For the extended Erickson family,  home is alternately the holding cell they cannot wait to break free from, and the comforting presence of the familiar that they will finally  gravitate toward .   For some, like Anita, home is the pretense of a happy marriage that she must maintain in her quest to hang onto the picture- perfect  life she had hoped to have. For others  like Torrie the family rebel, a Bob Dylan devotee in a family of strict Lutherans, home becomes the prison she must endure after a willful act of rebellion leaves her with severe disfigurement and brain impairment. Their brother Ryan, the first to leave home,  goes from restless teenager to ponytailed hippy, to reckless graduate student, before finding his professional niche (though never an emotional one). Chip, family black sheep and survivor of ‘Nam , spends his life gravitating from one place to the next,  unable to shake off the trauma of the war, and unwilling to put down roots anywhere . 

Thompson seems to have little patience with people wearing their cultural identity like a hair shirt . She is stern in her portrayal of  Megan O’Brien , a Korean-American teen whose whiny self indulgence gets Ryan expelled from college. Nor is she particularly indulgent of Elton, a Native American photographer, who chafes against ..”the unease of a life lived outside of categories, boundaries, and ready-made narratives…. myself made strange to myself… (in).. a country that too often has seemed to belong to everybody except me.” Chip' s acerbic retort to this artistic angst speaks volumes -  "Whine much, guy?"

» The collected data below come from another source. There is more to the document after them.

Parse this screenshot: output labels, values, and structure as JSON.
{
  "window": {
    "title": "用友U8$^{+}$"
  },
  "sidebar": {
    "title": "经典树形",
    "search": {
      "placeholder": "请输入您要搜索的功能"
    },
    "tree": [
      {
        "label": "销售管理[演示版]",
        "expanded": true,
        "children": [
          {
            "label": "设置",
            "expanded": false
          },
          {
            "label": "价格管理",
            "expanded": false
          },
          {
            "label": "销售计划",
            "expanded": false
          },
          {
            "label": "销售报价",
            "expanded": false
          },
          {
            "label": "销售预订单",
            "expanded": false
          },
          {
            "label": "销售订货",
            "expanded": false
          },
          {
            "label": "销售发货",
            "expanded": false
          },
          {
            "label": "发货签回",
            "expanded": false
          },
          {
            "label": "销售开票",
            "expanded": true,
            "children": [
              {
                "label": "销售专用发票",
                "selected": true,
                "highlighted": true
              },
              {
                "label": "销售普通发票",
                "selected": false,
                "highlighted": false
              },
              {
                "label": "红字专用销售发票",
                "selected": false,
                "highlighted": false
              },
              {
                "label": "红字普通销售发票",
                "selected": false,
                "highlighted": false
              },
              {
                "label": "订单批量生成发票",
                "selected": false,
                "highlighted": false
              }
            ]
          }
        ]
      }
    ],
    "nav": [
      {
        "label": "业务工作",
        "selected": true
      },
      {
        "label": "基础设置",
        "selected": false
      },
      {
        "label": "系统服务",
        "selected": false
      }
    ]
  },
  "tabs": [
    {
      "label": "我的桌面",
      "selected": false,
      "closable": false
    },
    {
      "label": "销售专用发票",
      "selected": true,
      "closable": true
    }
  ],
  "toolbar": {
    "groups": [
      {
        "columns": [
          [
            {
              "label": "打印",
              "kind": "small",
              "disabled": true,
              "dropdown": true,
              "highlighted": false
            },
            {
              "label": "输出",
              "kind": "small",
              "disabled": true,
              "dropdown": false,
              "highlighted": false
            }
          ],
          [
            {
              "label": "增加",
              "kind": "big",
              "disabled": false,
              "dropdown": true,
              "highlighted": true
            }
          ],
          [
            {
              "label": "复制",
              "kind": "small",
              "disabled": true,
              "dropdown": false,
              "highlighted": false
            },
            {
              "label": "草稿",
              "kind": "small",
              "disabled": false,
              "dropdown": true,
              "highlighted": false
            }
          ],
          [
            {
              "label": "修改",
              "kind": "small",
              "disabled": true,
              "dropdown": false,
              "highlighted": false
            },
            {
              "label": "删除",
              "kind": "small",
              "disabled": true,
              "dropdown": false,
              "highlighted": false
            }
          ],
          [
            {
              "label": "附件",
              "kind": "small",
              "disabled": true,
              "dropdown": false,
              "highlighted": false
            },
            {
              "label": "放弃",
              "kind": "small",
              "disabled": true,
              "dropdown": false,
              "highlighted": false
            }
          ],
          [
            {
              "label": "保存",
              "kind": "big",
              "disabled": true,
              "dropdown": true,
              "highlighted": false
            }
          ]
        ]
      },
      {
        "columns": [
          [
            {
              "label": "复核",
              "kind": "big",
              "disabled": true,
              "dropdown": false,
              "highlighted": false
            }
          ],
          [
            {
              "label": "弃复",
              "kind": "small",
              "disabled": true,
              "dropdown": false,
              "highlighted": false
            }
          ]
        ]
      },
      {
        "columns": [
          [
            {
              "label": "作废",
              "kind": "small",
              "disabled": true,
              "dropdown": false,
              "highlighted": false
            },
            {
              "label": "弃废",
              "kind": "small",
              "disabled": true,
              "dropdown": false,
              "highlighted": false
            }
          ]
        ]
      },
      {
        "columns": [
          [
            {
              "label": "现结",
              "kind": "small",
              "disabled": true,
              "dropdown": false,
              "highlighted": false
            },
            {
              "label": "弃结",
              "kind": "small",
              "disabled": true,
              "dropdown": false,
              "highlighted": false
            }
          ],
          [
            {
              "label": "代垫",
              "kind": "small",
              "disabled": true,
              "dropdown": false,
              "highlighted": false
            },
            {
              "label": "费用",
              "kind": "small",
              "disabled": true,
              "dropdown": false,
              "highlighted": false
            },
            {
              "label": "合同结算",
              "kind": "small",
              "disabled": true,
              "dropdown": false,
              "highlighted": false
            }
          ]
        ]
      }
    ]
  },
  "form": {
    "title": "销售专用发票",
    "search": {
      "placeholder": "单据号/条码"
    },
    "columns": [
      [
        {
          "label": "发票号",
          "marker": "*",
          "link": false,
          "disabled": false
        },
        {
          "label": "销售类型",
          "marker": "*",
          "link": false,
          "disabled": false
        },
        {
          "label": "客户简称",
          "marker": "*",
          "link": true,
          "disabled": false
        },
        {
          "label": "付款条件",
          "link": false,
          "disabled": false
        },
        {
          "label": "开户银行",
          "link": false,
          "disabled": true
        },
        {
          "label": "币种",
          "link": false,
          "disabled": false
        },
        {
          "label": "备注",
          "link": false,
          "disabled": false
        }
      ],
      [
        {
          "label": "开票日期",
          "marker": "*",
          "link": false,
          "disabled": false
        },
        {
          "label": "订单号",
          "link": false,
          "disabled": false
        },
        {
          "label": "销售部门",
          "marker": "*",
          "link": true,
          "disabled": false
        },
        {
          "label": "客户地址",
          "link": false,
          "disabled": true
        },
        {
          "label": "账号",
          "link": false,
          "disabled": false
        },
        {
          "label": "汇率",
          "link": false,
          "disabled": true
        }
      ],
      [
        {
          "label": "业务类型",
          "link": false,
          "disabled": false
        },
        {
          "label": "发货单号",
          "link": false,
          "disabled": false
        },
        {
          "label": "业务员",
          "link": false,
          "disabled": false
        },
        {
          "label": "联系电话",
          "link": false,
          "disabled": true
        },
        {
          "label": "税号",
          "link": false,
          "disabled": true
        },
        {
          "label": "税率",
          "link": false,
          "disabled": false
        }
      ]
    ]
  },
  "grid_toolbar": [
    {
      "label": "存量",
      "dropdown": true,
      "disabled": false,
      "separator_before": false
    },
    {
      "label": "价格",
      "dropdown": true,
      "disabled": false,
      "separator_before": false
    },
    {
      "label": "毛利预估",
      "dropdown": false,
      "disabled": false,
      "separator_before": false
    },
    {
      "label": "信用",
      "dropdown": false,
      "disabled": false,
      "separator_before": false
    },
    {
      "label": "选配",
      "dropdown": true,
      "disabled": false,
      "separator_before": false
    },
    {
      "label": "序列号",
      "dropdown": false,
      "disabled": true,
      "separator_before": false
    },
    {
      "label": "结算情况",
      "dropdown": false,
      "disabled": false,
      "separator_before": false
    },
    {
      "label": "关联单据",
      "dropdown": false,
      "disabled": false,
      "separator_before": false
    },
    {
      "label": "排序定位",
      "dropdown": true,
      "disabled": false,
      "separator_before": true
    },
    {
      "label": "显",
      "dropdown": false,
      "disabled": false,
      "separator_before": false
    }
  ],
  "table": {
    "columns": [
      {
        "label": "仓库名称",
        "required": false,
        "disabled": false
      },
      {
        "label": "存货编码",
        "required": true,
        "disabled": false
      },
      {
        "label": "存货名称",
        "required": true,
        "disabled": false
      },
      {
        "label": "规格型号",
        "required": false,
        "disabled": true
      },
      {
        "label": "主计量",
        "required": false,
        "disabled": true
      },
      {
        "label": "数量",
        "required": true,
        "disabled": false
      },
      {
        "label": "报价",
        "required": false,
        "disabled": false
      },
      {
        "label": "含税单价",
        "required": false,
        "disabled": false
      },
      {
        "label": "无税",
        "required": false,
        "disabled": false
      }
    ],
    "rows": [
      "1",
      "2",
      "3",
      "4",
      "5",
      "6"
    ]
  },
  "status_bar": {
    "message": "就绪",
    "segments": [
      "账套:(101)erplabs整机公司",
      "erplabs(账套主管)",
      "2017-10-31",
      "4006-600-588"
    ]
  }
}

Thompson paints a bleak picture; her characters, mirroring the turmoil around them, struggle to find themselves.  “You think a country can’t die off just like a flesh-and-blood creature”, the Erickson family patriarch asks, as he laments the death of the America he knew and helped build. “Hard work, sacrifice, discipline – who cares about that any more?”

And yet, Thompson is also an optimist for, by the end, even with the Iraq war waiting in the wings, she curves the trajectory of her characters’ lives up towards the glimmer of hope. Torrie recoups to find not only a life and love, but an extraordinary artistic sensibility.  Anita goes back to school and channelizes her inner bully into a successful life in realty. Chip surprises himself by turning businessman, putting down roots of a kind, even playing unlikely Cupid. Ryan returns home to catalyze the renewal, not just of his town but several of his siblings’ lives as well.  But clearly it is the American spirit Thompson refers to, as she concludes, “They built this sucker to last, those old timers.”